Aprendí el oficio de periodista al inicio de la Transición, cuando regía la ley de prensa de Manuel Fraga, que acabó con la censura previa, pero mantuvo notables barreras informativas. Acogiéndose a esa norma de 1966, a finales de los setenta aún se podía secuestrar publicaciones o denunciar a los periodistas por faltar a la moral o al honor, y por no acatar los viejos Principios del Movimiento.

Hoy, la verdad, me asusta que crezca la autocensura entre periodistas y columnistas que temen ser despedidos o apartados.

Poco antes de que el real decreto ley de 1977 derogara la citada norma franquista, apareció frente a la casa de mis padres, en Castelldefels, un coche de la Guardia Civil. Lo vi llegar y pensé: “Al alcalde no le ha gustado mi artículo de Mundo Diario”. Le había llamado “inútil reaccionario”.

Mi madre salió al jardín y los agentes le preguntaron si su hija (mi yo de 18 años) estaba en casa. Les ofreció unos cigarritos y sacó café para todos al porche antes de avisar al señor Cullell, un hombre de derechas que me ordenó quedarme calladita en el cuarto.

Mi exagerado progenitor salió con una vieja escopeta. Informó de que se iba a cazar conejos y les preguntó: “¿Qué está pasando para tener el honor de vuestra visita?”. Acabaron, los cuatro, de charleta. “Imposible encontrar a la niña de José Mari”, le explicaron los agentes al ofendido alcalde franquista.

La línea de un periódico, televisión, radio o digital no puede basarse en inventar noticias o retocarlas ni influir en la opinión de los comentaristas. Los profesionales, por su parte, han de mantener su criterio al margen de la línea editorial del medio.

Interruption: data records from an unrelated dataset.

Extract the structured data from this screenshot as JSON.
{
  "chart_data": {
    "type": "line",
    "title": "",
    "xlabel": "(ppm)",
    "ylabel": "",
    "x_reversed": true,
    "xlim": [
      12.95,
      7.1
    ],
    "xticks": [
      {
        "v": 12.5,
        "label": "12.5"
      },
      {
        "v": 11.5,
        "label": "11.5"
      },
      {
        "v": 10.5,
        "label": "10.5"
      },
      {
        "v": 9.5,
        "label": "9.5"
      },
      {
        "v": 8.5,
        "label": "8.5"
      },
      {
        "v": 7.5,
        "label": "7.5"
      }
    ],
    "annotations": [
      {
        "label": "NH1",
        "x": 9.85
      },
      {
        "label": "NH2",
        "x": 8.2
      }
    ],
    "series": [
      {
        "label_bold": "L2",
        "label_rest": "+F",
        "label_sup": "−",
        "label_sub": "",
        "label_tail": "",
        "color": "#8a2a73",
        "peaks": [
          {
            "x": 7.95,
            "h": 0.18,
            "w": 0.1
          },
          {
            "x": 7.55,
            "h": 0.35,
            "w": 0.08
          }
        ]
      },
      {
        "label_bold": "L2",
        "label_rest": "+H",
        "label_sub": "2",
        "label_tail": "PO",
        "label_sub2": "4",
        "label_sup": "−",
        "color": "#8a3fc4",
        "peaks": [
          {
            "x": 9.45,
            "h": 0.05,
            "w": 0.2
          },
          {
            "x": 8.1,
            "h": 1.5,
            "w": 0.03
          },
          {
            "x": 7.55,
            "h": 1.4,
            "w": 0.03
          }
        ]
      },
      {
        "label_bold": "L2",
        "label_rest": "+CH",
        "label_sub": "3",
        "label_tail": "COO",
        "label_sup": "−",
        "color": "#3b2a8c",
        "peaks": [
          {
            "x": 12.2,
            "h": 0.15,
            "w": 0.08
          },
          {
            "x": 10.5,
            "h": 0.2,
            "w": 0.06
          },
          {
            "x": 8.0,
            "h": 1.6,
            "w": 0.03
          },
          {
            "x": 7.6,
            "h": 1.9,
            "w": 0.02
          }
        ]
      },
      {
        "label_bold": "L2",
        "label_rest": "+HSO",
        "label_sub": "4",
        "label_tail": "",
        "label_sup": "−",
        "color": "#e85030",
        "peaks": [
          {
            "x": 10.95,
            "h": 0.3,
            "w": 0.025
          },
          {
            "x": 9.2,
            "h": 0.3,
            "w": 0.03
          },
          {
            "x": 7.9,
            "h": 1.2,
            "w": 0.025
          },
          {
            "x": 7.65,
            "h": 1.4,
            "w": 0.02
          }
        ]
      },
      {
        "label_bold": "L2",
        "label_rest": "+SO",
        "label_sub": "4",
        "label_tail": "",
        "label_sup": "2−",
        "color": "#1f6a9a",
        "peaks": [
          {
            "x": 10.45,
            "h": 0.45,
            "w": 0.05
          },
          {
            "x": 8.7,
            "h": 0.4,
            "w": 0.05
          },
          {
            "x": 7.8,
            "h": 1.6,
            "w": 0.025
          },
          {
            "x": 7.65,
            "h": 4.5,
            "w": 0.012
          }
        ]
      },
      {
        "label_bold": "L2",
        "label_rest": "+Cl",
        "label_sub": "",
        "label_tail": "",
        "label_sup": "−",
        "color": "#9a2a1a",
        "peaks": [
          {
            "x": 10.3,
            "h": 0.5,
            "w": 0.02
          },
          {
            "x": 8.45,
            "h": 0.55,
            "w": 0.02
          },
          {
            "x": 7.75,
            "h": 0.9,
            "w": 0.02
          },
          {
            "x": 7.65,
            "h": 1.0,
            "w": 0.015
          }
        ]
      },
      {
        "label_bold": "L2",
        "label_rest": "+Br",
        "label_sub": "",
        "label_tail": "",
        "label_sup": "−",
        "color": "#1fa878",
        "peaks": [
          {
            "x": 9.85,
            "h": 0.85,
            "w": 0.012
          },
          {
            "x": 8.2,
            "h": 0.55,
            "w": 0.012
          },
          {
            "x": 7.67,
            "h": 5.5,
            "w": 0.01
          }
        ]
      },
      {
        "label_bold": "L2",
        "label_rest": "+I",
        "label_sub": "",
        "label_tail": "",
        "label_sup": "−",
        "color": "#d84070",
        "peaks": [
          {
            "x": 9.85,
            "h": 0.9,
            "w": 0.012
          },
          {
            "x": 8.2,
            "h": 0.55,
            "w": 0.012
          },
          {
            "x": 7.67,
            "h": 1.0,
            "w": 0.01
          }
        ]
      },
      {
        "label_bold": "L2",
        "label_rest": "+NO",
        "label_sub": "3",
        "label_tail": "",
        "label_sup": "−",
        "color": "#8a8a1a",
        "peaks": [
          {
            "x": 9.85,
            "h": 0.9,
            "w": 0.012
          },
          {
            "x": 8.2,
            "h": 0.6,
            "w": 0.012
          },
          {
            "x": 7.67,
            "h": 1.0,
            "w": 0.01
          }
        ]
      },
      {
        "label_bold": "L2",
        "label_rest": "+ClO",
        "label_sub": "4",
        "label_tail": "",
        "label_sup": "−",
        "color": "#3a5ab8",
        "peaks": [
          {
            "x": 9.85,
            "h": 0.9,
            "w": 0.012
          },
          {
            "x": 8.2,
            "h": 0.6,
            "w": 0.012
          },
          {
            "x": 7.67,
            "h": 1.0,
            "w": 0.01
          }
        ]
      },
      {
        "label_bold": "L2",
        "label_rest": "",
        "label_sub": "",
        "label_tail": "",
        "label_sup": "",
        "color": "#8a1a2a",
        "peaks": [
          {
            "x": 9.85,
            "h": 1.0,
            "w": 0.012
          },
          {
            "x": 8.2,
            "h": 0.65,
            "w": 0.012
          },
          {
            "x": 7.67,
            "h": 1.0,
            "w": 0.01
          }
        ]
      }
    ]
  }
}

Los motivos para caer en la autocensura ya no son, hoy, los mismos que antes. No hay visitas policiales. Sin embargo, la caída en picado del precio de la publicidad, así como la paulatina desaparición de verdaderos empresarios y directivos de prensa (sustituidos por fondos de inversión o amigos de uno u otro partido) dificulta la pluralidad y la independencia.

El aumento de las subvenciones, a través de anuncios y otros apoyos más o menos opacos, ayuda a mantener viva una buena parte de sociedades editoriales. El Gobierno es ya el mayor anunciante de España con unos 150 millones de euros anuales repartidos por distintos organismos. Ninguna empresa llega a esa cifra. En 2023, la inversión privada más elevada volvió a ser de L'Oréal, con 72 millones.

Varios estudios realizados por universidades y académicos señalan la opacidad en la distribución de las ayudas públicas como uno de los principales obstáculos para el pluralismo informativo. Y eso no es de ahora. Su distribución, aconsejan, debería basarse en normas claras.

Por eso mismo, la UE ha aprobado recientemente el Reglamento Europeo de Libertad de los Medios de Comunicación. Según su Parlamento, se trata de “proteger a periodistas y medios de comunicación europeos de interferencias políticas o económicas”.

Las normas también pretenden “aumentar la transparencia de la propiedad de los medios”, a la vez que “garantizar la transparencia de la publicidad estatal”. Transparencia, como ven, es la palabra clave. 

Sánchez, en sus recientes críticas contra el fango, se ha centrado únicamente en las ayudas concedidas por el ayuntamiento y el Gobierno de la Comunidad de Madrid. Son altas, pero no mayores ni más discriminatorias que las concedidas por el Gobierno de ERC en Cataluña.

¿A qué se refiere el presidente español con ese calificativo de pseudomedios? A Sánchez le preocupa que no sólo políticos, sino periodistas e intelectuales no puedan salir de casa a tomarse un café “sin que les insulten”. Olvida que el independentismo, durante la década del procés catalán, hizo listas con nombres y apellidos de periodistas españolistas o botiflers (salí en una de esas cuando escribía para El País).

Sería de desear que Sánchez no caiga en el error de señalar a los no afines, porque desnudará a sus afines; que se deje de legislar y juzgar, de meterse en broncanos y fangos. La buena prensa no es canallesca ni servil. Es libre o no lo es.